September 6th, 2017 by Don Bianchi
On August 24, Housing and Economic Development Secretary Jay Ash and DHCD Undersecretary Chrystal Kornegay traveled to Arlington to announce $2.2 million in the Commonwealth’s first awards under its Community Scale Housing Initiative (CSHI), for development of 36 units.
Three awards were made, all to MACDC Members.  Each municipality contributed Community Preservation Act funds, and some communities pledged other funds as well.  Awards were made to the following developments:
The Housing Corporation of Arlington received $320,000 in CSHI funding for 20 Westminster, Arlington, which will provide 9 units of affordable housing and resident services. Some units will offer a preference to homeless veterans.
Metro West Collaborative Development was awarded $1 million in CSHI funding, along with other State funds, for the development of 40 River Street in Norwell.  The project will include 18 units, affordable to households across a range of incomes.
Scotts Grove in West Tisbury, sponsored by Island Housing Trust, received $900,000 in CSHI funds.  The project will consist of 9 affordable units.
CSHI is a joint pilot initiative of the MA Department of Housing and Community Development (DHCD) and MassHousing.  The agencies made $10 million available for CSHI, and have indicated that they plan to open a new award round by the spring of 2018.

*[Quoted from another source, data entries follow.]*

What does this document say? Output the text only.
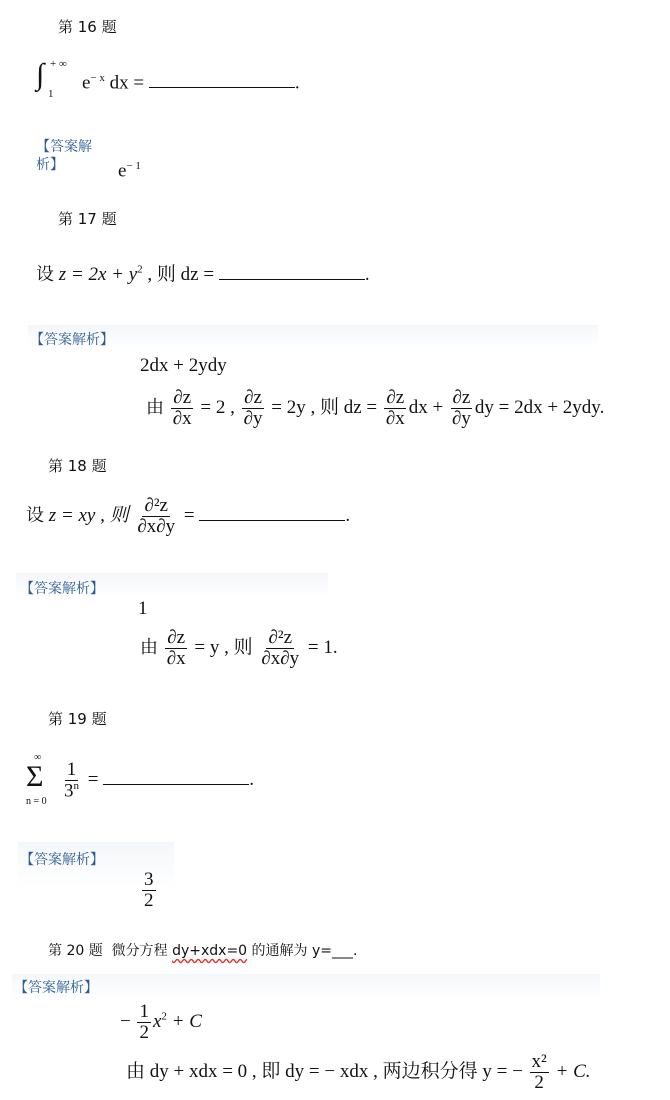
第 16 题
∫ + ∞
1
$e^{- x}$ dx =	.
【答案解析】	$e^{- 1}$
第 17 题
设 $z = 2x + y^2$ , 则 dz =	.
【答案解析】
2dx + 2ydy
由 $\frac{\partial z}{\partial x} = 2$ , $\frac{\partial z}{\partial y} = 2y$ , 则 dz = $\frac{\partial z}{\partial x}$ dx + $\frac{\partial z}{\partial y}$ dy = 2dx + 2ydy.
第 18 题
设 z = xy , 则 $\frac{\text{∂²z}}{\partial x\partial y}$ =	.
【答案解析】
1
由 $\frac{\partial z}{\partial x} = y$ , 则 $\frac{\text{∂²z}}{\partial x\partial y} = 1$.
第 19 题
∞
Σ
n = 0
$\frac{1}{3^n}$ =	.
【答案解析】
$\frac{3}{2}$
第 20 题 微分方程 dy+xdx=0 的通解为 y=___.
【答案解析】
− $\frac{1}{2} x^2 + C$
由 dy + xdx = 0 , 即 dy = − xdx , 两边积分得 y = − $\frac{\text{x²}}{2} + C$.
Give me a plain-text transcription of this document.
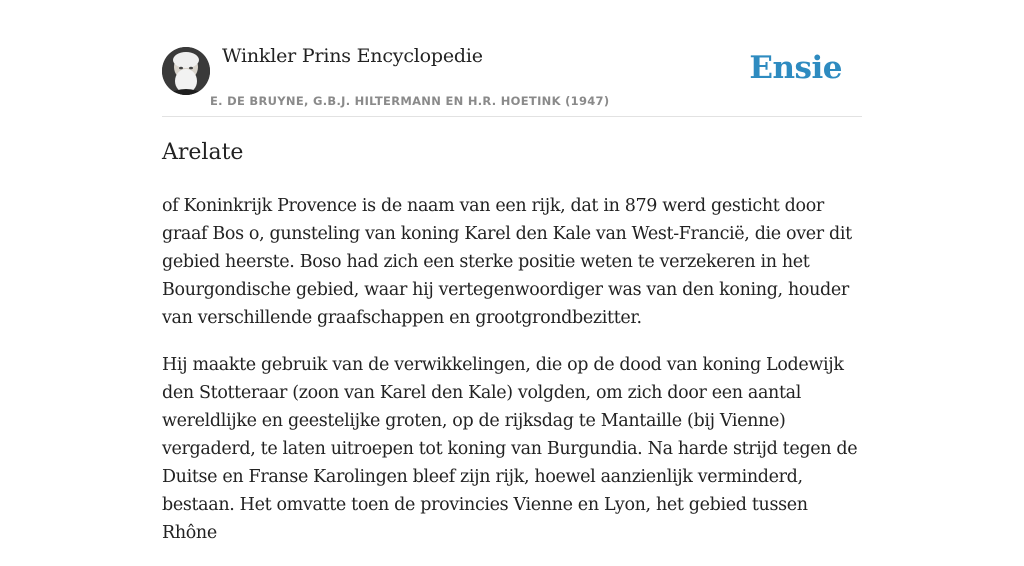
Winkler Prins Encyclopedie
E. DE BRUYNE, G.B.J. HILTERMANN EN H.R. HOETINK (1947)
Ensie
Arelate

of Koninkrijk Provence is de naam van een rijk, dat in 879 werd gesticht door graaf Bos o, gunsteling van koning Karel den Kale van West-Francië, die over dit gebied heerste. Boso had zich een sterke positie weten te verzekeren in het Bourgondische gebied, waar hij vertegenwoordiger was van den koning, houder van verschillende graafschappen en grootgrondbezitter.

Hij maakte gebruik van de verwikkelingen, die op de dood van koning Lodewijk den Stotteraar (zoon van Karel den Kale) volgden, om zich door een aantal wereldlijke en geestelijke groten, op de rijksdag te Mantaille (bij Vienne) vergaderd, te laten uitroepen tot koning van Burgundia. Na harde strijd tegen de Duitse en Franse Karolingen bleef zijn rijk, hoewel aanzienlijk verminderd, bestaan. Het omvatte toen de provincies Vienne en Lyon, het gebied tussen Rhône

MACDC long advocated for a separate funding round for community-scale projects (rental projects between 5 and 20 units that cannot utilize low income housing tax credits).  The launch of CSHI in March, and the awards in August, are significant milestones in our efforts to advocate for funding for these smaller projects to complement the larger tax credit projects, and thereby see affordable housing built in more communities statewide.  
Our hope is that future funding rounds will result in more quality projects being funded, as MACDC Members and others have more time to develop a pipeline of these community-scale projects.  We are grateful to DHCD and MassHousing for launching this initiative.